Numa dessas viagens, o protagonista do
que aqui narramos, um dos oficiais mais metidos a caxias do 15 RI, ocupava lugar
nas primeiras fileiras de assentos do bonde. Todos ali o observavam
com antipatia porque, assim que subiu no bonde, encenou o seu primeiro
teatrinho deprimente, determinando, em alta voz, que um soldado, ocupante do assento, fosse
para a traseira do transporte e lhe cedesse o lugar.
- Soldado! Cumpra o regulamento militar!
Dê esta sua cadeira ao seu superior e se desloque para os fundos!
O recruta levantou-se tremendo, perfilou-se,
fez continência e, apressadamente, obedeceu a ordem recebida, enquanto o motorneiro
dava sequência à viagem.
Passado aquele incidente, subiu no bonde, em
uma das paradas seguintes, um senhor idoso, franzino, trajando roupa de cor azul, tipo
safári, que foi buscar assento nas últimas fileiras. Coitado do pobre senhor! Ao
passar pela figura do “dono do mundo”, pisou, de forma involuntária, sobre a
bota impecavelmente lustrada do imponente oficial, sujando-a de terra. Não se podia
esperar outra reação:
- O senhor preste atenção por onde passa!

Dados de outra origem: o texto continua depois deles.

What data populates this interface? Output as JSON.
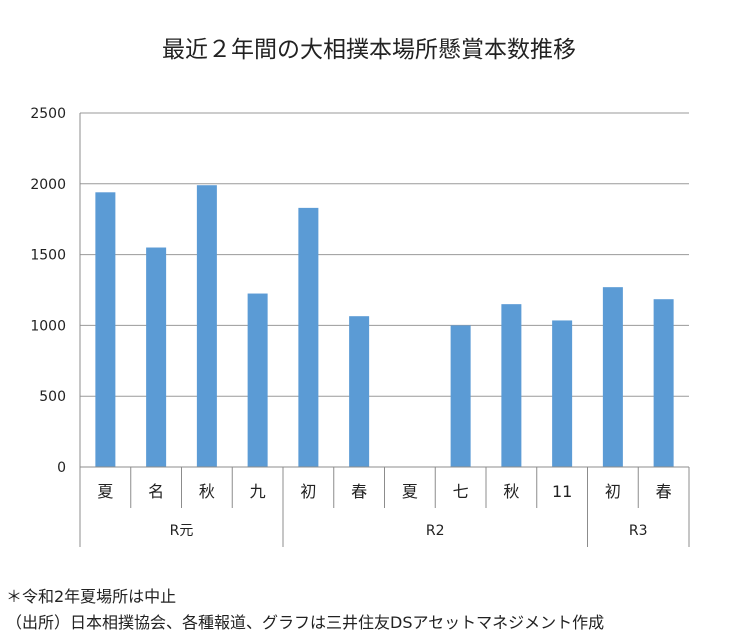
{
  "chart_data": {
    "type": "bar",
    "title": "最近２年間の大相撲本場所懸賞本数推移",
    "xlabel": "",
    "ylabel": "",
    "ylim": [
      0,
      2500
    ],
    "yticks": [
      "0",
      "500",
      "1000",
      "1500",
      "2000",
      "2500"
    ],
    "grid": true,
    "bar_color": "#5b9bd5",
    "categories": [
      "夏",
      "名",
      "秋",
      "九",
      "初",
      "春",
      "夏",
      "七",
      "秋",
      "11",
      "初",
      "春"
    ],
    "values": [
      1940,
      1550,
      1990,
      1225,
      1830,
      1065,
      0,
      1000,
      1150,
      1035,
      1270,
      1185
    ],
    "groups": [
      {
        "label": "R元",
        "start": 0,
        "count": 4
      },
      {
        "label": "R2",
        "start": 4,
        "count": 6
      },
      {
        "label": "R3",
        "start": 10,
        "count": 2
      }
    ]
  },
  "notes": {
    "line1": "＊令和2年夏場所は中止",
    "line2": "（出所）日本相撲協会、各種報道、グラフは三井住友DSアセットマネジメント作成"
  }
}
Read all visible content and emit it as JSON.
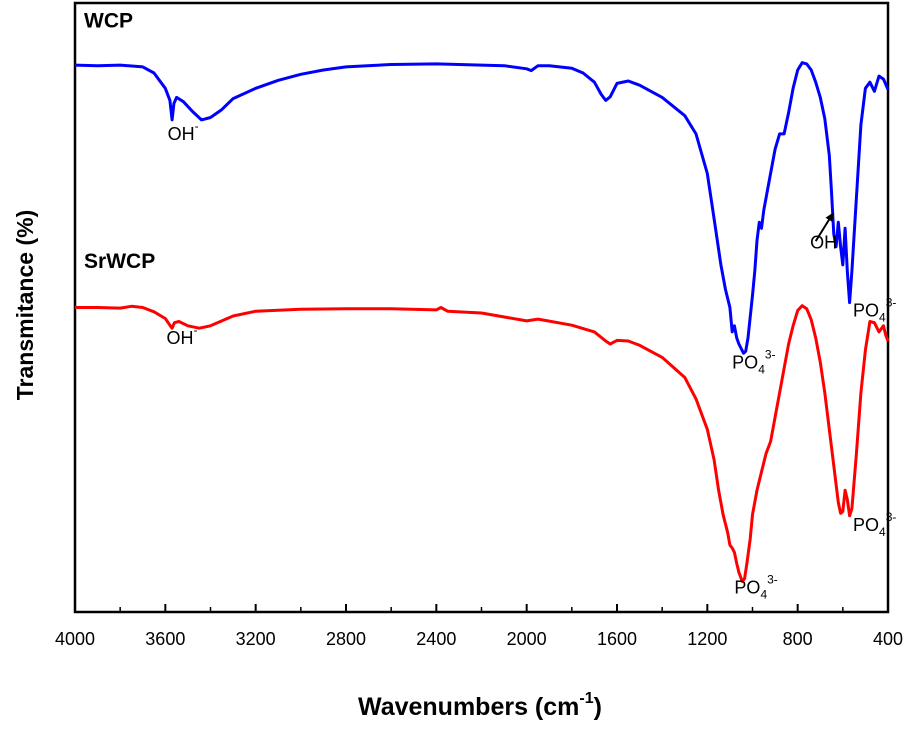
{
  "chart_data": {
    "type": "line",
    "xlabel": "Wavenumbers (cm",
    "xlabel_sup": "-1",
    "xlabel_close": ")",
    "ylabel": "Transmitance (%)",
    "xlim": [
      4000,
      400
    ],
    "x_reversed": true,
    "xticks": [
      4000,
      3600,
      3200,
      2800,
      2400,
      2000,
      1600,
      1200,
      800,
      400
    ],
    "xtick_labels": [
      "4000",
      "3600",
      "3200",
      "2800",
      "2400",
      "2000",
      "1600",
      "1200",
      "800",
      "400"
    ],
    "ylim": [
      0,
      1
    ],
    "y_ticks_visible": false,
    "grid": false,
    "series": [
      {
        "name": "WCP",
        "color": "#0000ff",
        "points": [
          [
            4000,
            0.898
          ],
          [
            3900,
            0.897
          ],
          [
            3800,
            0.898
          ],
          [
            3700,
            0.895
          ],
          [
            3650,
            0.885
          ],
          [
            3600,
            0.86
          ],
          [
            3580,
            0.84
          ],
          [
            3570,
            0.808
          ],
          [
            3562,
            0.835
          ],
          [
            3550,
            0.845
          ],
          [
            3520,
            0.838
          ],
          [
            3480,
            0.822
          ],
          [
            3440,
            0.808
          ],
          [
            3400,
            0.812
          ],
          [
            3350,
            0.825
          ],
          [
            3300,
            0.843
          ],
          [
            3200,
            0.86
          ],
          [
            3100,
            0.873
          ],
          [
            3000,
            0.883
          ],
          [
            2900,
            0.89
          ],
          [
            2800,
            0.895
          ],
          [
            2600,
            0.899
          ],
          [
            2400,
            0.9
          ],
          [
            2200,
            0.898
          ],
          [
            2100,
            0.897
          ],
          [
            2000,
            0.892
          ],
          [
            1980,
            0.889
          ],
          [
            1950,
            0.897
          ],
          [
            1900,
            0.897
          ],
          [
            1800,
            0.893
          ],
          [
            1750,
            0.885
          ],
          [
            1700,
            0.87
          ],
          [
            1670,
            0.85
          ],
          [
            1650,
            0.84
          ],
          [
            1630,
            0.846
          ],
          [
            1600,
            0.868
          ],
          [
            1550,
            0.872
          ],
          [
            1500,
            0.865
          ],
          [
            1400,
            0.845
          ],
          [
            1300,
            0.815
          ],
          [
            1250,
            0.785
          ],
          [
            1200,
            0.72
          ],
          [
            1180,
            0.67
          ],
          [
            1160,
            0.62
          ],
          [
            1140,
            0.57
          ],
          [
            1120,
            0.53
          ],
          [
            1100,
            0.5
          ],
          [
            1090,
            0.46
          ],
          [
            1080,
            0.47
          ],
          [
            1070,
            0.45
          ],
          [
            1060,
            0.44
          ],
          [
            1040,
            0.425
          ],
          [
            1030,
            0.428
          ],
          [
            1020,
            0.45
          ],
          [
            1000,
            0.52
          ],
          [
            990,
            0.56
          ],
          [
            980,
            0.61
          ],
          [
            970,
            0.64
          ],
          [
            960,
            0.63
          ],
          [
            950,
            0.66
          ],
          [
            930,
            0.7
          ],
          [
            900,
            0.76
          ],
          [
            880,
            0.785
          ],
          [
            860,
            0.785
          ],
          [
            840,
            0.82
          ],
          [
            820,
            0.86
          ],
          [
            800,
            0.89
          ],
          [
            780,
            0.902
          ],
          [
            760,
            0.9
          ],
          [
            740,
            0.89
          ],
          [
            720,
            0.87
          ],
          [
            700,
            0.845
          ],
          [
            680,
            0.81
          ],
          [
            660,
            0.75
          ],
          [
            650,
            0.69
          ],
          [
            640,
            0.62
          ],
          [
            630,
            0.6
          ],
          [
            620,
            0.64
          ],
          [
            610,
            0.6
          ],
          [
            600,
            0.57
          ],
          [
            590,
            0.63
          ],
          [
            580,
            0.56
          ],
          [
            570,
            0.508
          ],
          [
            560,
            0.56
          ],
          [
            540,
            0.68
          ],
          [
            520,
            0.8
          ],
          [
            500,
            0.86
          ],
          [
            480,
            0.87
          ],
          [
            460,
            0.855
          ],
          [
            440,
            0.88
          ],
          [
            420,
            0.875
          ],
          [
            400,
            0.858
          ]
        ]
      },
      {
        "name": "SrWCP",
        "color": "#ff0000",
        "points": [
          [
            4000,
            0.5
          ],
          [
            3900,
            0.5
          ],
          [
            3800,
            0.499
          ],
          [
            3750,
            0.502
          ],
          [
            3700,
            0.5
          ],
          [
            3650,
            0.493
          ],
          [
            3600,
            0.482
          ],
          [
            3580,
            0.471
          ],
          [
            3570,
            0.466
          ],
          [
            3560,
            0.475
          ],
          [
            3540,
            0.477
          ],
          [
            3500,
            0.47
          ],
          [
            3450,
            0.466
          ],
          [
            3400,
            0.47
          ],
          [
            3350,
            0.478
          ],
          [
            3300,
            0.486
          ],
          [
            3200,
            0.494
          ],
          [
            3000,
            0.497
          ],
          [
            2800,
            0.498
          ],
          [
            2600,
            0.498
          ],
          [
            2400,
            0.496
          ],
          [
            2380,
            0.5
          ],
          [
            2350,
            0.494
          ],
          [
            2200,
            0.491
          ],
          [
            2000,
            0.478
          ],
          [
            1950,
            0.481
          ],
          [
            1800,
            0.471
          ],
          [
            1700,
            0.46
          ],
          [
            1650,
            0.445
          ],
          [
            1630,
            0.44
          ],
          [
            1600,
            0.446
          ],
          [
            1550,
            0.445
          ],
          [
            1500,
            0.438
          ],
          [
            1400,
            0.418
          ],
          [
            1300,
            0.385
          ],
          [
            1250,
            0.35
          ],
          [
            1200,
            0.3
          ],
          [
            1170,
            0.25
          ],
          [
            1150,
            0.2
          ],
          [
            1130,
            0.16
          ],
          [
            1110,
            0.13
          ],
          [
            1100,
            0.11
          ],
          [
            1090,
            0.105
          ],
          [
            1080,
            0.098
          ],
          [
            1070,
            0.08
          ],
          [
            1060,
            0.065
          ],
          [
            1045,
            0.05
          ],
          [
            1035,
            0.055
          ],
          [
            1025,
            0.08
          ],
          [
            1010,
            0.12
          ],
          [
            1000,
            0.16
          ],
          [
            980,
            0.2
          ],
          [
            960,
            0.23
          ],
          [
            940,
            0.26
          ],
          [
            920,
            0.28
          ],
          [
            900,
            0.32
          ],
          [
            880,
            0.36
          ],
          [
            860,
            0.4
          ],
          [
            840,
            0.44
          ],
          [
            820,
            0.47
          ],
          [
            800,
            0.495
          ],
          [
            780,
            0.503
          ],
          [
            760,
            0.498
          ],
          [
            740,
            0.48
          ],
          [
            720,
            0.45
          ],
          [
            700,
            0.41
          ],
          [
            680,
            0.36
          ],
          [
            660,
            0.3
          ],
          [
            640,
            0.24
          ],
          [
            620,
            0.18
          ],
          [
            610,
            0.162
          ],
          [
            600,
            0.165
          ],
          [
            590,
            0.2
          ],
          [
            580,
            0.185
          ],
          [
            570,
            0.158
          ],
          [
            560,
            0.17
          ],
          [
            540,
            0.26
          ],
          [
            520,
            0.36
          ],
          [
            500,
            0.43
          ],
          [
            480,
            0.477
          ],
          [
            460,
            0.475
          ],
          [
            440,
            0.46
          ],
          [
            420,
            0.47
          ],
          [
            410,
            0.455
          ],
          [
            400,
            0.445
          ]
        ]
      }
    ],
    "series_labels": [
      {
        "text": "WCP",
        "x": 3960,
        "y": 0.96
      },
      {
        "text": "SrWCP",
        "x": 3960,
        "y": 0.565
      }
    ],
    "annotations": [
      {
        "base": "OH",
        "sup": "-",
        "x": 3590,
        "y": 0.775
      },
      {
        "base": "OH",
        "sup": "-",
        "x": 3595,
        "y": 0.44
      },
      {
        "base": "PO",
        "sub": "4",
        "sup": "3-",
        "x": 1090,
        "y": 0.4
      },
      {
        "base": "OH",
        "sup": "-",
        "x": 745,
        "y": 0.597
      },
      {
        "base": "PO",
        "sub": "4",
        "sup": "3-",
        "x": 555,
        "y": 0.485
      },
      {
        "base": "PO",
        "sub": "4",
        "sup": "3-",
        "x": 1080,
        "y": 0.03
      },
      {
        "base": "PO",
        "sub": "4",
        "sup": "3-",
        "x": 555,
        "y": 0.133
      }
    ],
    "arrow": {
      "from": [
        720,
        0.609
      ],
      "to": [
        643,
        0.655
      ]
    }
  }
}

Olhe onde pisa! Sujou a minha bota, seu
velho inconveniente! O senhor sabe o trabalho que dá e o tempo que eu gasto para
deixar meus calçados brilhando assim? – rugiu o prepotente oficial.
- Tenente, queira me desculpar! Não foi
porque quis! – respondeu humildemente o cidadão.
- Claro que sei que foi por sua demência
de velho! A partir de certa idade, as pessoas deviam ficar em casa! - bradou o tenente,
sentindo-se o mais importante dos seres da criação, enquanto todos se
entreolhavam enojados.
Quando o bonde fez parada na frente do
quartel, e os passageiros se preparavam para descer, o senhorzinho de azul levantou-se
e falou pausadamente, num tom de voz possível de ser ouvido por todos:
- Senhores! O oficial que, há pouquinho,
humilhou este velho cidadão, fica considerado preso, por graves transgressões
disciplinares aqui cometidas! Siga-me, tenente! – declarou, enquanto exibia, numa
das mãos, sua carteira de identidade militar.
O distinto velhinho, à paisana, era um
coronel pertencente ao Serviço
Geográfico do Exército, sediado no Rio de Janeiro, que chegara a João Pessoa no
dia anterior, e que, a convite do comandante, seu amigo
pessoal, hospedara-se no alojamento do Estado Maior da corporação.
(*) Escritor, poeta... e não sei mais o quê.